Today I hung out with a guy named Mario along the border wall near the footbridge at Los Laureles Canyon. He was hiking up the path from the culvert carrying a bolero kit, and I laughed and asked him if he gets much business shining shoes out here along the wall. He smiled and explained that he shines shoes over across the road in Los Laureles, and he had just picked up a box of Ramen noodles for 2 pesos in the local neighborhood market.
I explained that I was taking photos of the border wall, and showed him a spot covered with drawings and names and messages. One of my favorites says, “Ez mi ultima Bes que cruso De MoJADO. It’s my last time I will cross as a wetback.”
Mario was fascinated. “Ando mucho aqui pero nunca lo he visto este,” he told me. I walk along here a lot, and I’ve never noticed these drawings before,” reaching out to touch a tiny scratched drawing of a man wearing sunglasses. Tiene años de edad, esta enmohecido. It’s old, it’s rusty, Mario remarked, and I replied, “Yeah, it’s probably been there for at least ten years.”

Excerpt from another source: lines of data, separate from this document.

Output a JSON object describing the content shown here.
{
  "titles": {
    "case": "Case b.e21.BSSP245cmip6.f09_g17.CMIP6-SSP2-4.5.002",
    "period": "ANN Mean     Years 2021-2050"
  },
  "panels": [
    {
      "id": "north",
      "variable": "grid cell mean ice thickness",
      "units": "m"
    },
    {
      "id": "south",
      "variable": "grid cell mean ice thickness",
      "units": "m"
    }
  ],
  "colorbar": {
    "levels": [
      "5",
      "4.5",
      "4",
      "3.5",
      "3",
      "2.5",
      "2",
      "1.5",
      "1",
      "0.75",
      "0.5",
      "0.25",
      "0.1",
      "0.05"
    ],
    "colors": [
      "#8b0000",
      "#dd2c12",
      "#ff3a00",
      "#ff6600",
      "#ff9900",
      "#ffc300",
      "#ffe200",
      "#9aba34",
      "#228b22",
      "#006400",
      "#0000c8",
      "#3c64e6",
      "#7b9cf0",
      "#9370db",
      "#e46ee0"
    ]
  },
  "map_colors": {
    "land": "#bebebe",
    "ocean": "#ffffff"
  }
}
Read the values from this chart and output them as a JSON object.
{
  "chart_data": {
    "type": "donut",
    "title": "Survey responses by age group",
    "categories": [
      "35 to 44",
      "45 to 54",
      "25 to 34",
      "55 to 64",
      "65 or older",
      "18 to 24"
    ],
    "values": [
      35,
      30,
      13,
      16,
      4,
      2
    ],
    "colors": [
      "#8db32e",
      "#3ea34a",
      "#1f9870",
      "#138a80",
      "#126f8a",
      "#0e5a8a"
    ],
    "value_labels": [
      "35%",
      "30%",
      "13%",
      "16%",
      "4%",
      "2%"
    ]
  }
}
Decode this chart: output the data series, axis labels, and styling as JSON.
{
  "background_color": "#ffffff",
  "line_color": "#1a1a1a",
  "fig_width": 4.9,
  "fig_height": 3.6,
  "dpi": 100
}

And as I showed him more markings, we sat down to talk. We talked for a couple of hours, about the economy and how hard it is to make a living these days and all the bad presidents back to Salinas de Gortari, how they just rob the people and give back nothing. The police had grabbed him one day, taken his birth certificate from Guerrero and torn it up, so even though he’s a citizen, he still gets harassed all the time now. The only good president was Benito Juarez, Mario concluded. I laughed. Damn, that was a long time ago!
He told me he can make about 200 pesos a day in Tijuana, doing odd jobs working for bars, picking up rocks at construction sites. Basic work, and fine for a young guy. “But, I asked, “what about a 60-year-old man? “This is a huge problem in Mexico,” Mario explained. “El Chapo Guzman con todos los milliones que tiene, no pueden dar nada a los ancianos?” With all the millions that El Chapo Guzman has, he can’t give anything to the elderly? “Ni los gobiernos. Lo que quiere es tener el dinero para ellos. Yo pago mis impuestos, y no me dan nada.” Nor the government, all they want is to have money for them. I pay my taxes, but they don’t give us anything.
On the ridge, we could hear the buzzing noise of the border patrol on their ATVs, three flying monkeys circling up above. The cloudy weather and fog in the morning is what migrants love for crossing, and as we talked, three guys passed by us, also waiting for the right conditions. Up on the hill we could see two other people tucked under a tree, watching the border patrol down below them.
There’s a huge gap in the border wall here where some old World War II bunkers are still lodged into the ground. Here near the huge Zeta on the wall, two historic sets of border infrastructure meet and create a gap: sixty-year-old soldiers’ bunkers to stand guard against the once potent threat of Japanese invasion from the Pacific and the latest in 21st-century surveillance systems, ground motion sensors, floodlights, and more walls. I asked about crossing where the wall ends, and one of the guys passing by us explained that the sensors in the ground make it impossible to walk around that area.
Down on the path below the migrants have rigged up a shower with a garden hose connected to a city water pipe. Here you can drink some fresh water, wash your clothes, and then cross through the culvert. But once you get over, you have to run like crazy so you don’t get caught right away.
Nobody was going to be able to cross today, the guys had concluded. There were way too many border patrol agents out on patrol.
We talked about the new trade agreement that Obama was working out with Colombia, and how it was just like NAFTA–a plan that would crush the farmers and force them off their land. Mario and I talked about farming, how my grandparents used to farm, and how in the 1980s most of my dad’s side of the family had lost their farms to big corporations. How NAFTA crushed Mexican farmers by offering government subsidies to US corporate farms, and pushing cheap corn from the United States into the Mexican market. “Does Mexico need corn from the US?” I asked. “Of course not.” Mario reminisced about Guerrero, how much he missed farming, the seasons of planting and harvest. He used to plant corn, low-tech farming with an ox-drawn plow. But slowly, it just cost too much to buy the seed, the fertilizer, to buy the feed for the oxen. I felt like I was talking to my cousins back in Minnesota.
Before I left for home, Mario showed me a little house they had rigged up in the canyon where they cook, and find shelter. He asked me if I could please take a picture so that people could see how some people are living. He liked it that I was taking pictures of the markings on the wall–to show that people here are just like anybody, a person who likes to draw, a person who has a family. “Somos seres humanos como todos.” We are human beings just like anybody, he said.
We shook hands as I left, and I asked him if any narcos or cartels controlled this area, like the areas further east where migrants get kidnapped and held for ransom.
No, he told me. “Nadie tiene control de esta tierra. Ni la policia, ni los narcos, ni un grupo criminal. Tenemos todos nosotros derecho de estar aqui.”
No, he said. Nobody controls this area. Not the police, not the narcos, not any criminal group. We all have the right to be here.